The results speak for themselves. Church moved from guard to center in the offseason and is an integral part of an offense that averages 40.7 points and 443.7 yards per game. He’s paved the way for two 1,000-yard rushers in Andrew Vaughn and Austin Phillips.
Church also has a respectable 24 tackles as a defensive tackle, and meeting 285-pound West Virginia recruit Tony Matteo head on last week was a big factor in the Pirates shutting down Manchester’s running game.
“It’s been hard,” Church said. “I’ve had to come out, strap up every single day and give it my all.

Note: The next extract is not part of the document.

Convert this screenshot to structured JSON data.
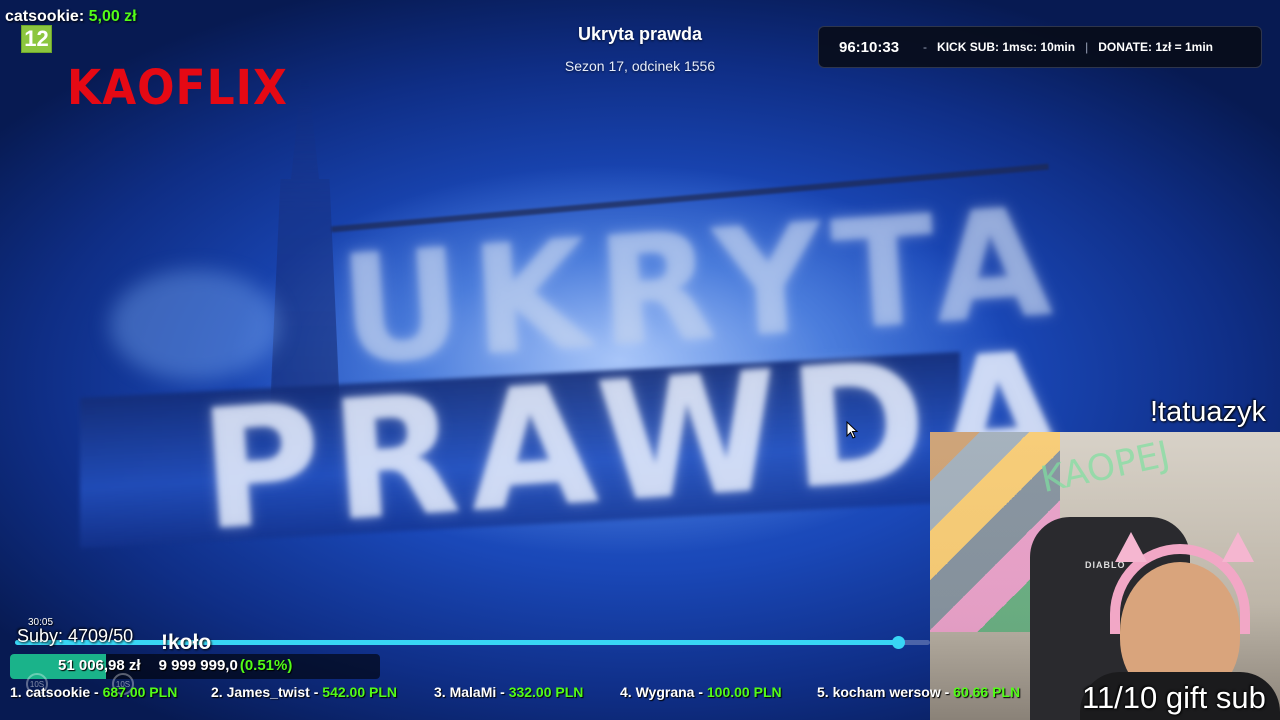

You can’t take a day off.”
As Church has proven once and for all this season, he hasn’t taken a day off and his confidence is through the roof.
If the Pirates reach their ultimate goal of a state championship, they’ll look back to August, laugh and think of Church’s rallying call.
Fear the beard.
Austin Phillips, junior fullback
By now, everyone knows about Andrew Vaughn. The Black River sophomore running back has over 2,000 yards from scrimmage and 180 points.
Junior fullback Austin Phillips has had an outstanding season as well, and it’s easy to see why he gets lost in the shuffle with Vaughn in the same backfield.
“He loves to run people over,” 22nd-year coach Al Young said of Phillips. “He’s super fast.”
Phillips surpassed the 1,000-yard plateau last week in a 49-25 win over Manchester in the opening round of the Division IV, Region 13 playoffs. He’s averaging an impressive 8.6 yards per touch and has 16 total touchdowns.
The 6-foot-1, 185-pounder has been red-hot, too, with 18 carries for 339 yards and six touchdowns over the past two games.
Throw in 41 tackles, including 10 for loss, as a linebacker and Phillips has provided the Pirates with the complete package.
“He’s been a great asset to us,” Young said. “The kid’s bearing down on 1,100 yards. That’s great.”